Révélation entre camiothèque et train des Pignes
Marie-Diane Clarke
Crédit : Marylène Portaneri
Extrait du roman jeunesse en chantier Appel du Sud, de l’Ouest et de l’Orient
Un dimanche après-midi, en 1968, la petite Marie et sa mère se retrouvèrent dans le pré qui s’étendait derrière l’école, dans un village du sud de la France. Celle-ci montrait à sa fille la lettre de l’oncle Martin, dont l’adresse avait une résonance insolite. Marie retint des propos de sa mère que son oncle avait épousé une Québécoise avec qui il était parti dans l’ouest du Canada, pour s’installer sur une petite ferme.
Dans le brouhaha produit par les cris des enfants, elle crut comprendre que la région s’appelait « Sasque Koine ». Ce nom paraissait venir d’une époque antique. Elle se demandait ce que ces mots pouvaient bien signifier. De retour à la maison, elle ouvrit un dictionnaire et trouva la signification du terme Koine : langue du monde grec, avec un accent grave Koinè si on voulait se dire érudit. Elle se sentit plutôt fière de sa découverte linguistique, mais décida d’aller en demander plus à Papi Jules.
De dix heures du matin à quatre heures de l’après-midi, la bibliothèque ambulante de Papi Jules était stationnée non loin du marché. Ce n’était pas une grande camiothèque, et pourtant elle abritait des centaines de romans. Papi Jules avait l’orgueil d’un coq quand il parlait de sa camiothèque qui devenait le mercredi et le samedi le centre du village pour les enfants et leurs mères.

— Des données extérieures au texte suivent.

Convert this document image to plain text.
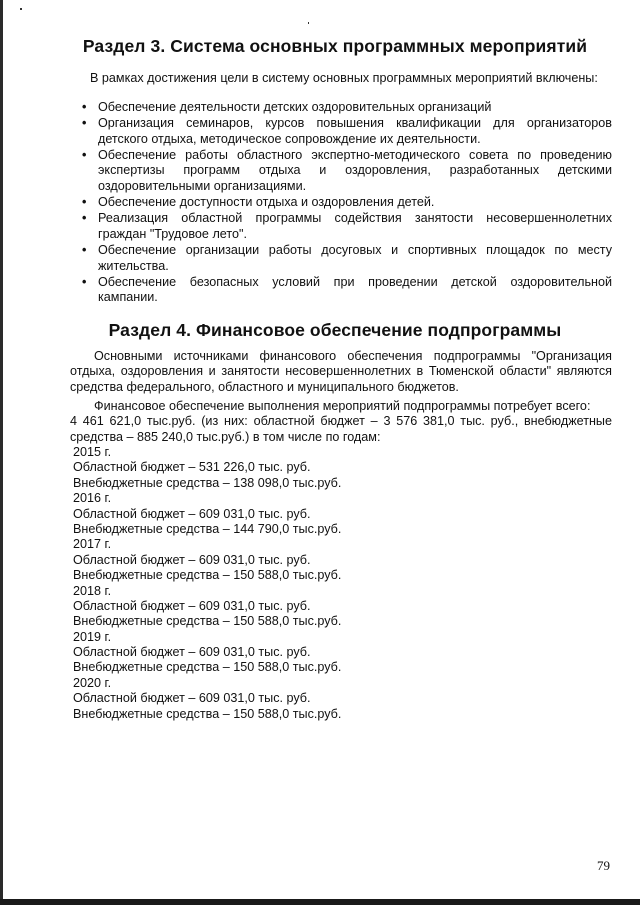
Раздел 3. Система основных программных мероприятий

В рамках достижения цели в систему основных программных мероприятий включены:

• Обеспечение деятельности детских оздоровительных организаций
• Организация семинаров, курсов повышения квалификации для организаторов детского отдыха, методическое сопровождение их деятельности.
• Обеспечение работы областного экспертно-методического совета по проведению экспертизы программ отдыха и оздоровления, разработанных детскими оздоровительными организациями.
• Обеспечение доступности отдыха и оздоровления детей.
• Реализация областной программы содействия занятости несовершеннолетних граждан "Трудовое лето".
• Обеспечение организации работы досуговых и спортивных площадок по месту жительства.
• Обеспечение безопасных условий при проведении детской оздоровительной кампании.
Раздел 4. Финансовое обеспечение подпрограммы

Основными источниками финансового обеспечения подпрограммы "Организация отдыха, оздоровления и занятости несовершеннолетних в Тюменской области" являются средства федерального, областного и муниципального бюджетов.

Финансовое обеспечение выполнения мероприятий подпрограммы потребует всего:
4 461 621,0 тыс.руб. (из них: областной бюджет – 3 576 381,0 тыс. руб., внебюджетные средства – 885 240,0 тыс.руб.) в том числе по годам:
2015 г.
Областной бюджет – 531 226,0 тыс. руб.
Внебюджетные средства – 138 098,0 тыс.руб.
2016 г.
Областной бюджет – 609 031,0 тыс. руб.
Внебюджетные средства – 144 790,0 тыс.руб.
2017 г.
Областной бюджет – 609 031,0 тыс. руб.
Внебюджетные средства – 150 588,0 тыс.руб.
2018 г.
Областной бюджет – 609 031,0 тыс. руб.
Внебюджетные средства – 150 588,0 тыс.руб.
2019 г.
Областной бюджет – 609 031,0 тыс. руб.
Внебюджетные средства – 150 588,0 тыс.руб.
2020 г.
Областной бюджет – 609 031,0 тыс. руб.
Внебюджетные средства – 150 588,0 тыс.руб.
79
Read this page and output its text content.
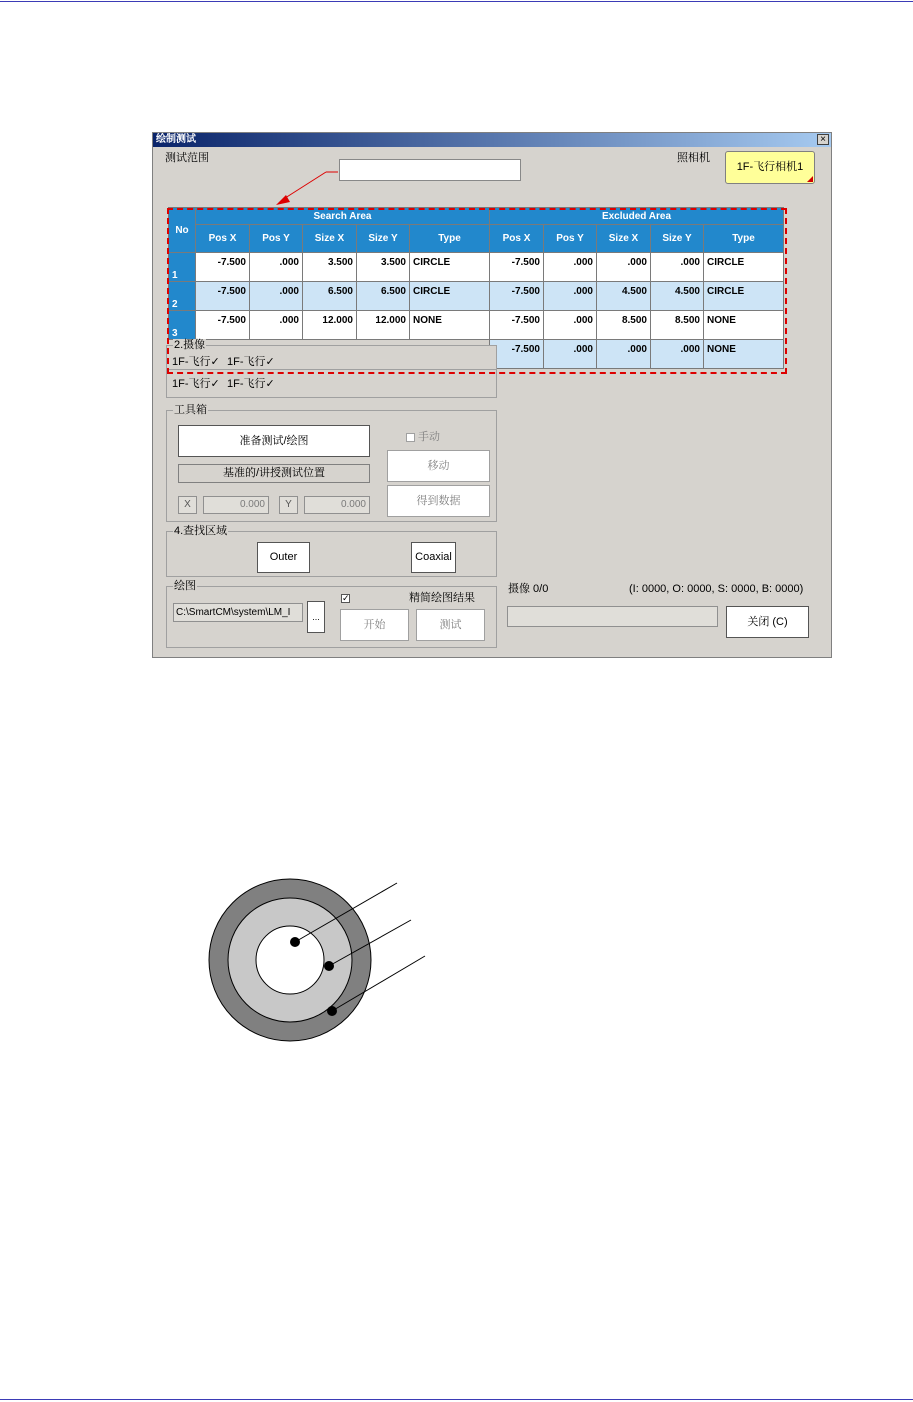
绘制测试	×
测试范围	照相机
1F-飞行相机1
No	Search Area					Excluded Area				
	Pos X	Pos Y	Size X	Size Y	Type	Pos X	Pos Y	Size X	Size Y	Type
1	-7.500	.000	3.500	3.500	CIRCLE	-7.500	.000	.000	.000	CIRCLE
2	-7.500	.000	6.500	6.500	CIRCLE	-7.500	.000	4.500	4.500	CIRCLE
3	-7.500	.000	12.000	12.000	NONE	-7.500	.000	8.500	8.500	NONE
						-7.500	.000	.000	.000	NONE
2.摄像
1F-飞行✓ 1F-飞行✓
1F-飞行✓ 1F-飞行✓
工具箱
准备测试/绘图	手动
移动
基准的/讲授测试位置
得到数据
X	0.000	Y	0.000
4.查找区域
Outer	Coaxial
绘图
C:\SmartCM\system\LM_I	...
✓	精简绘图结果
开始	测试
摄像 0/0	(I: 0000, O: 0000, S: 0000, B: 0000)
关闭 (C)
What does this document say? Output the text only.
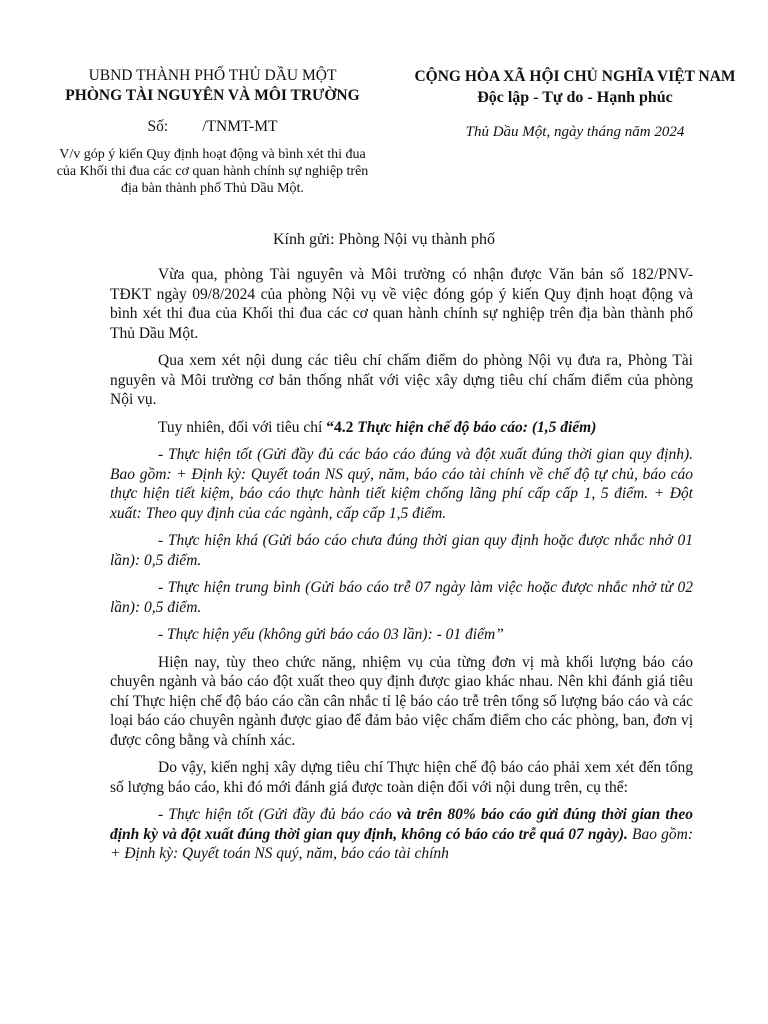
UBND THÀNH PHỐ THỦ DẦU MỘT
PHÒNG TÀI NGUYÊN VÀ MÔI TRƯỜNG
CỘNG HÒA XÃ HỘI CHỦ NGHĨA VIỆT NAM
Độc lập - Tự do - Hạnh phúc
Số: /TNMT-MT
V/v góp ý kiến Quy định hoạt động và bình xét thi đua của Khối thi đua các cơ quan hành chính sự nghiệp trên địa bàn thành phố Thủ Dầu Một.
Thủ Dầu Một, ngày tháng năm 2024
Kính gửi: Phòng Nội vụ thành phố

Vừa qua, phòng Tài nguyên và Môi trường có nhận được Văn bản số 182/PNV-TĐKT ngày 09/8/2024 của phòng Nội vụ về việc đóng góp ý kiến Quy định hoạt động và bình xét thi đua của Khối thi đua các cơ quan hành chính sự nghiệp trên địa bàn thành phố Thủ Dầu Một.

Qua xem xét nội dung các tiêu chí chấm điểm do phòng Nội vụ đưa ra, Phòng Tài nguyên và Môi trường cơ bản thống nhất với việc xây dựng tiêu chí chấm điểm của phòng Nội vụ.

Tuy nhiên, đối với tiêu chí “4.2 Thực hiện chế độ báo cáo: (1,5 điểm)

- Thực hiện tốt (Gửi đầy đủ các báo cáo đúng và đột xuất đúng thời gian quy định). Bao gồm: + Định kỳ: Quyết toán NS quý, năm, báo cáo tài chính về chế độ tự chủ, báo cáo thực hiện tiết kiệm, báo cáo thực hành tiết kiệm chống lãng phí cấp cấp 1, 5 điểm. + Đột xuất: Theo quy định của các ngành, cấp cấp 1,5 điểm.

- Thực hiện khá (Gửi báo cáo chưa đúng thời gian quy định hoặc được nhắc nhở 01 lần): 0,5 điểm.

- Thực hiện trung bình (Gửi báo cáo trễ 07 ngày làm việc hoặc được nhắc nhở từ 02 lần): 0,5 điểm.

- Thực hiện yếu (không gửi báo cáo 03 lần): - 01 điểm”

Hiện nay, tùy theo chức năng, nhiệm vụ của từng đơn vị mà khối lượng báo cáo chuyên ngành và báo cáo đột xuất theo quy định được giao khác nhau. Nên khi đánh giá tiêu chí Thực hiện chế độ báo cáo cần cân nhắc tỉ lệ báo cáo trễ trên tổng số lượng báo cáo và các loại báo cáo chuyên ngành được giao để đảm bảo việc chấm điểm cho các phòng, ban, đơn vị được công bằng và chính xác.

Do vậy, kiến nghị xây dựng tiêu chí Thực hiện chế độ báo cáo phải xem xét đến tổng số lượng báo cáo, khi đó mới đánh giá được toàn diện đối với nội dung trên, cụ thể:

- Thực hiện tốt (Gửi đầy đủ báo cáo và trên 80% báo cáo gửi đúng thời gian theo định kỳ và đột xuất đúng thời gian quy định, không có báo cáo trễ quá 07 ngày). Bao gồm: + Định kỳ: Quyết toán NS quý, năm, báo cáo tài chính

Il racontait parfois aux petits touristes qui venaient regarder ses étagères improvisées qu’il avait un ami en Colombie qui transportait sa littérature ambulante sur le dos de deux ânes. Il concluait, le sourire aux lèvres, qu’il avait plus de chance que son ami colombien car il pouvait transporter jusqu’à mille ouvrages, sans courir le risque de subir les dégâts causés par les pluies torrentielles d’automne.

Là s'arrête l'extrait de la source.